Monday, January 23, 2012

Tom Brady Sucks - Just Ask Him

Tom Brady Sucks - Just Ask Him



Tom Brady sucks.

Brady admitted as much Sunday after his New England Patriots luckily won the AFC Championship, 23-20, over the Baltimore Ravens, confirming an opinion already held by many Baltimoreans – along with millions nationwide – of the mollycoddled quarterback.

"Well, I sucked pretty bad today,” Brady proclaimed in front of a national audience, “But as badly as I sucked I still wouldn’t want to trade places with that choking dog Billy Cundiff for all the Syrup of ipecac hidden in Gisele’s purse.”

Brady’s long overdue admission came on the on-field podium during the presentation of the Lamar Hunt trophy after the pampered poof turned in a rather pedestrian passing performance of 22 of 36 for 239 yards, no touchdowns and two interceptions.

Brady had two more interceptions which were called back because of Baltimore penalties.  He was clearly outplayed by his mustachioed Ravens counterpart, “Broadway Market” Joe Flacco, who also went 22 of 36, but for 306 yards with two touchdowns and only one interception as well as a costly game-winning drop by future CFL’er, Lee Evans.

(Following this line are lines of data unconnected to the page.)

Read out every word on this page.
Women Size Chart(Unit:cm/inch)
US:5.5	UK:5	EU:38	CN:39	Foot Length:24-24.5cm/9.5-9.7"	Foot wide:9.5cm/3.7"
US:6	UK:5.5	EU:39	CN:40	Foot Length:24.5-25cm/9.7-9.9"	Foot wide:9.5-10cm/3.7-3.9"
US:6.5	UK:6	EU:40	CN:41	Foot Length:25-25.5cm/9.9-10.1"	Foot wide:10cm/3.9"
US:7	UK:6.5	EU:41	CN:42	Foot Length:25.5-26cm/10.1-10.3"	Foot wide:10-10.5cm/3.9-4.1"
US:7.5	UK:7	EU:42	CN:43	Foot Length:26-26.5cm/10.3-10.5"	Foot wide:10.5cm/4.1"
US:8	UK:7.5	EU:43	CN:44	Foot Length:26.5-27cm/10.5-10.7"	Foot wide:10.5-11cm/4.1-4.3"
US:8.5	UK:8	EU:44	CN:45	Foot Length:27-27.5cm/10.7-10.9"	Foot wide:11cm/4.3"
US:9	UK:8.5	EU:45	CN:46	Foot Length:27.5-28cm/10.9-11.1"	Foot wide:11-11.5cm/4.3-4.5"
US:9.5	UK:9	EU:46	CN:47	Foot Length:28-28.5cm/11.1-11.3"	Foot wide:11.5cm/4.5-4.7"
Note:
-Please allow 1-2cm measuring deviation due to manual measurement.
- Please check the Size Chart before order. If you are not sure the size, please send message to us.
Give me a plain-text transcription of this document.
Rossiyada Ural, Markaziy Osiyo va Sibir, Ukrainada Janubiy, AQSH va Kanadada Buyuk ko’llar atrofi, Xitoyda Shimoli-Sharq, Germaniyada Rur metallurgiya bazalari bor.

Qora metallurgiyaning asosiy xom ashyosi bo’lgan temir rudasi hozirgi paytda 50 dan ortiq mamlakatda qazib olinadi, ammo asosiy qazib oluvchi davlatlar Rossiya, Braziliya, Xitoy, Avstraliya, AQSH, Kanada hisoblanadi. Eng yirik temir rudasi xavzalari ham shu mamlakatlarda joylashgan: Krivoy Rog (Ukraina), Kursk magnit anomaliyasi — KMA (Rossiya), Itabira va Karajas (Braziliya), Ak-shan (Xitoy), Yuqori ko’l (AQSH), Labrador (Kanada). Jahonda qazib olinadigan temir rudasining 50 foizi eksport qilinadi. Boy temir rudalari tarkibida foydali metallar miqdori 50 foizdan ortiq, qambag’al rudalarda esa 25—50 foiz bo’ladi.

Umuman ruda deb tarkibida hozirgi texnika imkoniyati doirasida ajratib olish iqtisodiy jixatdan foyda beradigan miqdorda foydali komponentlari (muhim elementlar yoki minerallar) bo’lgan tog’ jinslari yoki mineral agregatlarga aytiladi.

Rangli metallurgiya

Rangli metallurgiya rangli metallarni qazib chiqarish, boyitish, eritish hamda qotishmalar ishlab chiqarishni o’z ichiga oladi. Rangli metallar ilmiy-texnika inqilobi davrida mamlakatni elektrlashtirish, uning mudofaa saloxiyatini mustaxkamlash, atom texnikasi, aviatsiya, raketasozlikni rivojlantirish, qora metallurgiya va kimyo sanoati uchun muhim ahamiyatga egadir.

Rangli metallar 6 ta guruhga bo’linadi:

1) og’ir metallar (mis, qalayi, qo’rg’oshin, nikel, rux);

About an hour later, dressed in a dark brown outfit with a dainty silk pocket square, undoubtedly picked out by his beard of three years, Gisele Bündchen, Brady was asked at the postgame interview podium if he still agreed with his earlier spot-on self-assessment.

"As a quarterback, you never want to turn the ball over," said Brady, fighting back tears.  “What you want to do is hold it tenderly to your chest and gaze lovingly into the camera with limpid, puppy dog eyes.

“Or better yet,” Brady continued, “Marinate the ball with a little saddle soap, drape Coach Belicheck’s hoodie across your bare, naked shoulders, and gently squat on the ball until it disappears. That’s the way I like it.  I got that one from Bledsoe.”

Brady’s preferred method of holding a football.



















A visibly agitated and inebriated Robert Kraft concurred with Brady’s sucking confession.

"He might say he sucked – and he did. He sucked big, dirty rhino balls,” slurred Kraft when reached for comment. “And I’m not talking about zoo rhinos that get a warm, soapy water, weekly nutsack hose-down – I’m talking Serengeti Plains, mud-caked, tsetse fly-bitten, cheetah-clawed, boil-ridden goddamn big fat hairy-ass rhino balls. That’s how much he sucked.  But hey, we won the fuckin’ game."

Brady will face fellow slippery-ball squatter, Eli Manning – who thus far has refused to admit he sucks – and the New York Giants in Super Bowl XLVI in two weeks in a rematch of the 2008 contest which saw Manning and the Giants beating the previously undefeated Patriots and the sucking Brady, 17-14.